Tellement de signes que cela n'est pas bloqué, que tout n'est pas
fermé. C'est effectivement trop gros, trop étouffant. Trop criant
d'horreur, trop criant d'ennui. Des tours qui tombent ; fanatisme
contre fanatisme, désastre. Gênes, un mort, des dizaines de milliers
d'émeutier-e-s et l'effet carabine, désastre. Des nabots qui
gouvernent, leurs corps qui suent le fascisme post-moderne,
gestionnaires de la haine et de l'angoisse, désastre. Des vieux qui
meurent dans le silence caniculaire ; des caisses qui brûlent, on
demande plus de service public, désastre. Pickpockets, bagages
abandonnés, vigilance, désastre.
Méduses géantes, brasiers de volaille, désastre. Asthme, nosocomie, cancers, sauveurs du monde en combinaison blanche, désastre.
Désastre.
Surgissement des structures, des logiques. Tout à nu. Plus tellement
besoin d'analyse quand tout est là, toutes les conséquences. Que l'on
tente de gérer. Comme si c'était seulement possible. Le cours du monde
prend une teneur abstraite, métaphysique, crue, blanche. Plus besoin
d'effort critique, quand chaque discours porte en lui-même sa propre
critique, ses propres limites, ses présupposés. On parle de croisade,
d'autres de flexibilité, de conjoncture, d'insécurité, de confiance en
soi : mots qui ne veulent rien dire, qui ne désignent rien d'autre que
la domination du vide qu'ils propagent et enregistrent.

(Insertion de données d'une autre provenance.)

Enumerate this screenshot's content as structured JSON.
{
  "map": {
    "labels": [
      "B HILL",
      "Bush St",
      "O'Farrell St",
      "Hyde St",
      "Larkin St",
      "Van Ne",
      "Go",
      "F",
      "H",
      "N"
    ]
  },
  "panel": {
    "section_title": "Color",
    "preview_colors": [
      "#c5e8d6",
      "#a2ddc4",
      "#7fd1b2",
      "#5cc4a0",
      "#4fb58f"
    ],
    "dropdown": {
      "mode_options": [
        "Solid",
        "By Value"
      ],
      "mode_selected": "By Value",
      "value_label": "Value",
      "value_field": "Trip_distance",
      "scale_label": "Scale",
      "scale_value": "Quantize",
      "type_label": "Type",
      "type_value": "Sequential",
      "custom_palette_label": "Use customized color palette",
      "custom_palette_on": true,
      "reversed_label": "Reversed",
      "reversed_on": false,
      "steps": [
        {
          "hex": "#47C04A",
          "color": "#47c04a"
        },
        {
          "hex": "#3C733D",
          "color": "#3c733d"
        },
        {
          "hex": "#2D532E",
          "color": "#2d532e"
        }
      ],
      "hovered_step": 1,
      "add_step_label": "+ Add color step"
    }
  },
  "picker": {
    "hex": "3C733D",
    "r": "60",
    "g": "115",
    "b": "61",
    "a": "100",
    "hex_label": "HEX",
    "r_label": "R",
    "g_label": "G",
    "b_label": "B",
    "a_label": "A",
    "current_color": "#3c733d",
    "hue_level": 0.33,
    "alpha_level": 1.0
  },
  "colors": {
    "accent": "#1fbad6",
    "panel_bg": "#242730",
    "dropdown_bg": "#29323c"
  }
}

Tout le monde sent cela, sent que cela ne convient pas. Mais on croit
que les autres y croient, qu'illes aiment ce monde. Comme si cette
sensibilité n'était pas partagée ; comme si elle ne devait pas surgir
aujourd'hui, telle une conséquence nécessaire de ce qui nous arrive.
Reste que le désastre fascine, comme la gigantesque machine d'une
apocalypse qui vient. On le prend comme le ciel, comme un au-dessus
nécessaire : fruit coupable de nos irresponsabilités individuelles, de
nos besoins d'argent, de nos besoins de gadgets qui rendent tout un peu
moins pénible. Bien malaisé de se rappeller que d'autres, il y a
longtemps, ont imposé ce monde, cette forme de monde, avec ses désirs,
ses besoins, ses limites. Et plus dur encore de cesser d'ignorer leurs
héritiers, toute la bande d'après-moi-le-deluge... encore plus
douloureux de sentir les parties de moi-même qui me trahissent, mes
laisser-faire meurtriers, mes cocons à balles réelles... Difficile de
se rappeller que c'est ce monde qui nous oblige à être irresponsable, à
toujours détruire quand nous voulons simplement survivre. Qu'il est
tout sauf un ciel : le simple produit de notre activité, de nos
quotidiennes participations, nos amours machinales.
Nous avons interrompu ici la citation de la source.